Ice Cream Cone Cupcakes
- Preheat oven to 350 degrees F.
- pare cake mix batter according to package directions. Set aside.
- Cover a standard muffin tin with aluminum foil. Using a skewer, prick holes in the foil where the muffin cups are. The holes don't have to be perfectly in the center of the muffin cups. You're just going to use this set-up to keep the ice cream cone cupcakes stable as they're baking.
- With your fingers, widen holes slightly, and place 1 ice cream cone in the center of each muffin cup, flat-bottomed side down.
- Fill each ice cream cone with about 2 Tbsp. of batter. The batter should come to the lower inner rim of the ice cream cones. Do not fill all the way to the top, or the ice cream cones will topple.
- When ice cream cones are filled with batter, pick up the whole muffin tin pan and gently tap it on the counter. This helps the batter settle down a bit. If some of the ice cream cones aren't filled to the lower inner rim at this point, add a little batter so they all come up to that point.

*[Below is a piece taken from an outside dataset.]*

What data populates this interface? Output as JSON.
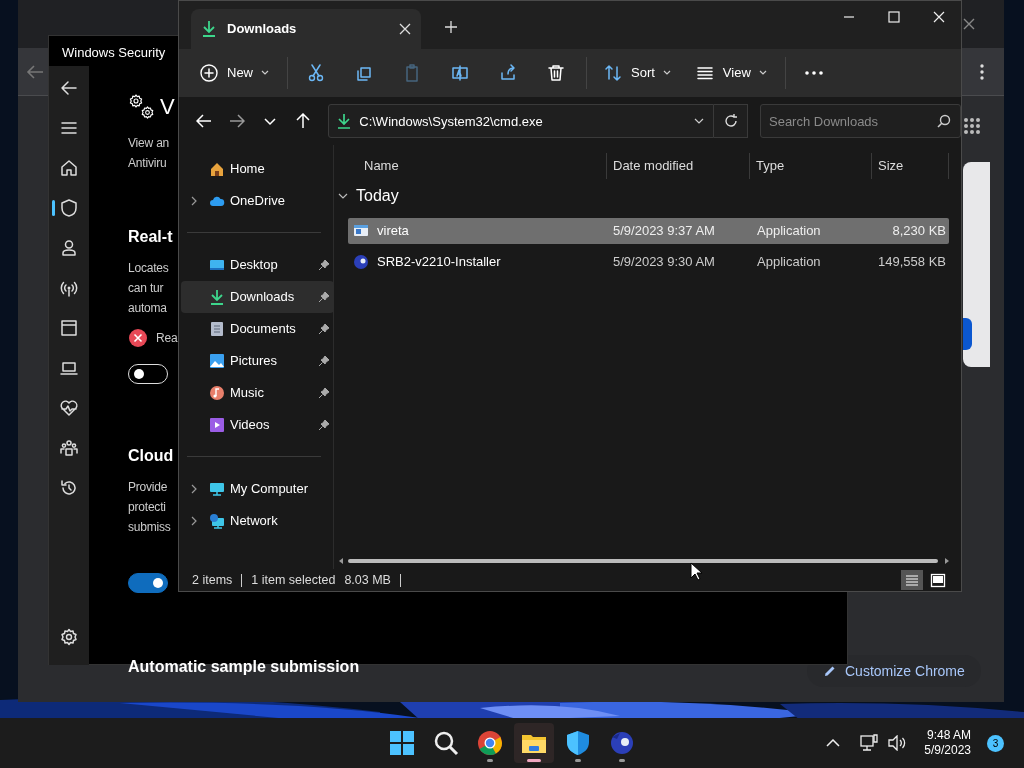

- Bake ice cream cone cupcakes 20-30 minutes. Check at 20 minutes. When a knife inserted in the center of the ice cream cone cupcakes comes out clean, they're done.
- Let ice cream cone cupcakes cool completely. While they're cooling, you can prick the bottom of the ice cream cones with a fork to let some of the steam escape. This will keep the ice cream cones from getting soggy.
- When the ice cream cone cupcakes are completely cooled and you're ready to serve, spray whipped cream on top in the shape of soft serve ice cream. Garnish with sprinkles.